Can someone please help me find out how to get the bass sound Frank Bello of Anthrax uses in this song?


This is the bass track of another one of their songs where he uses the same sound but you can hear the bass more clearly


just in case you can't tell what I mean by "sound" I mean that sort of floppy/clangy sound his notes have


----------



## TemjinStrife (Jul 23, 2013)

Super low action, plucked hard with fingers so the strings bounce off the frets. Passive bass into what sounds like an SVT mildly overdriven.


----------



## RevelGTR (Jul 24, 2013)

and anger!


----------



## HeHasTheJazzHands (Jul 24, 2013)

Caught In A Mosh was with an ESP P bass with an EMG P/J set pushing an Ampeg SVT, I believe. I'm Alive was done with a J-bass loaded with a Samarium Cobalt Noiseless J in the bridge and a Duncan 1/4th Pounder in the middle. He also started using a Hartke LH1000 during Worship Music.

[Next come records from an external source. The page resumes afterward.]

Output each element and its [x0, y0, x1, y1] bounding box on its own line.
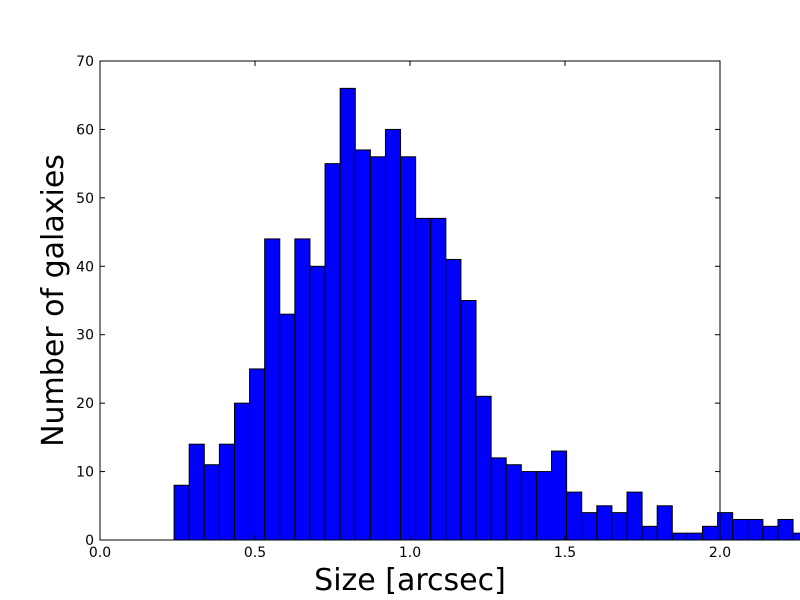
histogram-bar — [626, 491, 643, 541]
histogram-bar — [596, 505, 613, 541]
histogram-bar — [203, 464, 220, 541]
histogram-bar — [686, 532, 703, 541]
histogram-bar — [792, 532, 800, 541]
histogram-bar — [279, 313, 296, 541]
histogram-bar — [218, 443, 235, 541]
y-tick-label: 70 — [76, 54, 94, 70]
histogram-bar — [475, 395, 492, 541]
x-axis: 0.0 0.5 1.0 1.5 2.0 — [89, 61, 731, 561]
y-tick-label: 30 — [76, 328, 94, 344]
histogram-bar — [309, 265, 326, 541]
x-tick-label: 0.5 — [244, 545, 266, 561]
y-tick-label: 60 — [76, 122, 94, 138]
histogram-bar — [460, 300, 477, 541]
histogram-bar — [490, 457, 507, 541]
x-tick-label: 1.5 — [554, 545, 576, 561]
histogram-bar — [505, 464, 522, 541]
histogram-bar — [264, 238, 281, 541]
y-tick-label: 40 — [76, 259, 94, 275]
histogram-bar — [641, 525, 658, 541]
histogram-bar — [656, 505, 673, 541]
y-tick-label: 0 — [85, 533, 94, 549]
histogram-bar — [430, 217, 447, 541]
histogram-bar — [566, 491, 583, 541]
x-tick-label: 1.0 — [399, 545, 421, 561]
histogram-bar — [611, 512, 628, 541]
histogram-bar — [233, 402, 251, 541]
histogram-bar — [520, 471, 537, 541]
x-tick-label: 2.0 — [709, 545, 731, 561]
x-tick-label: 0.0 — [89, 545, 111, 561]
histogram-bar — [747, 518, 764, 541]
histogram-bar — [173, 484, 190, 541]
histogram-bar — [581, 512, 598, 541]
histogram-bar — [551, 450, 568, 541]
histogram-bar — [777, 518, 794, 541]
x-axis-title: Size [arcsec] — [314, 563, 506, 598]
histogram-bar — [324, 163, 341, 541]
bars-group — [173, 87, 800, 541]
histogram-bar — [294, 238, 311, 541]
histogram-bar — [762, 525, 779, 541]
histogram-bar — [671, 532, 688, 541]
histogram-bar — [339, 87, 356, 541]
histogram-bar — [384, 128, 402, 541]
histogram-bar — [535, 471, 553, 541]
y-tick-label: 20 — [76, 396, 94, 412]
histogram-bar — [400, 156, 417, 541]
histogram-bar — [445, 258, 462, 541]
histogram-bar — [354, 149, 371, 541]
histogram-bar — [415, 217, 432, 541]
histogram-bar — [701, 525, 719, 541]
y-axis-title: Number of galaxies — [36, 154, 71, 447]
y-axis: 0 10 20 30 40 50 60 70 — [76, 54, 720, 549]
y-tick-label: 50 — [76, 191, 94, 207]
y-tick-label: 10 — [76, 465, 94, 481]
histogram-bar — [188, 443, 205, 541]
histogram-bar — [249, 368, 266, 541]
histogram-bar — [369, 156, 386, 541]
histogram-bar — [732, 518, 749, 541]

EDIT: Actually, with Worship Music, I'm not too sure. He switched back to EMG sometime around 2010 - 2011.


----------



## oneblackened (Jul 24, 2013)

Whatever the reason, this is probably my favorite bass tone.


----------



## shredfiend (Jul 24, 2013)

Always liked his tone.
It's funny listening to it isolated. bit more high end than I'd expect and a little more growl. I would of expected a little more low end.


----------



## tedtan (Jul 24, 2013)

Scoop the lower mids a bit and boost around 4K to emphasize the fret buzz.


----------



## HotelEcho (Jul 25, 2013)

HeHasTheJazzHands said:


> Caught In A Mosh was with an ESP P bass with an EMG P/J set pushing an Ampeg SVT, I believe. I'm Alive was done with a J-bass loaded with a Samarium Cobalt Noiseless J in the bridge and a Duncan 1/4th Pounder in the middle. He also started using a Hartke LH1000 during Worship Music.
> 
> EDIT: Actually, with Worship Music, I'm not too sure. He switched back to EMG sometime around 2010 - 2011.



Almost definitely the Seymour Duncans, the bass tracks for most things on Worship Music were probably carried over from the original Dan Nelson recording.

In the liner notes of Among The Living it says he uses Marshall amps, onstage from that era he was using black-fronted Marshall heads that look like the VBA400 - but that was launched in the mid-to-late 90s. So whatever the earlier equivalent of that was.

Personally, the closest I've ever had to that sort of sound was the pre-shape EQ on an old Trace Elliot head. They're the bomb for that sort of thing.


----------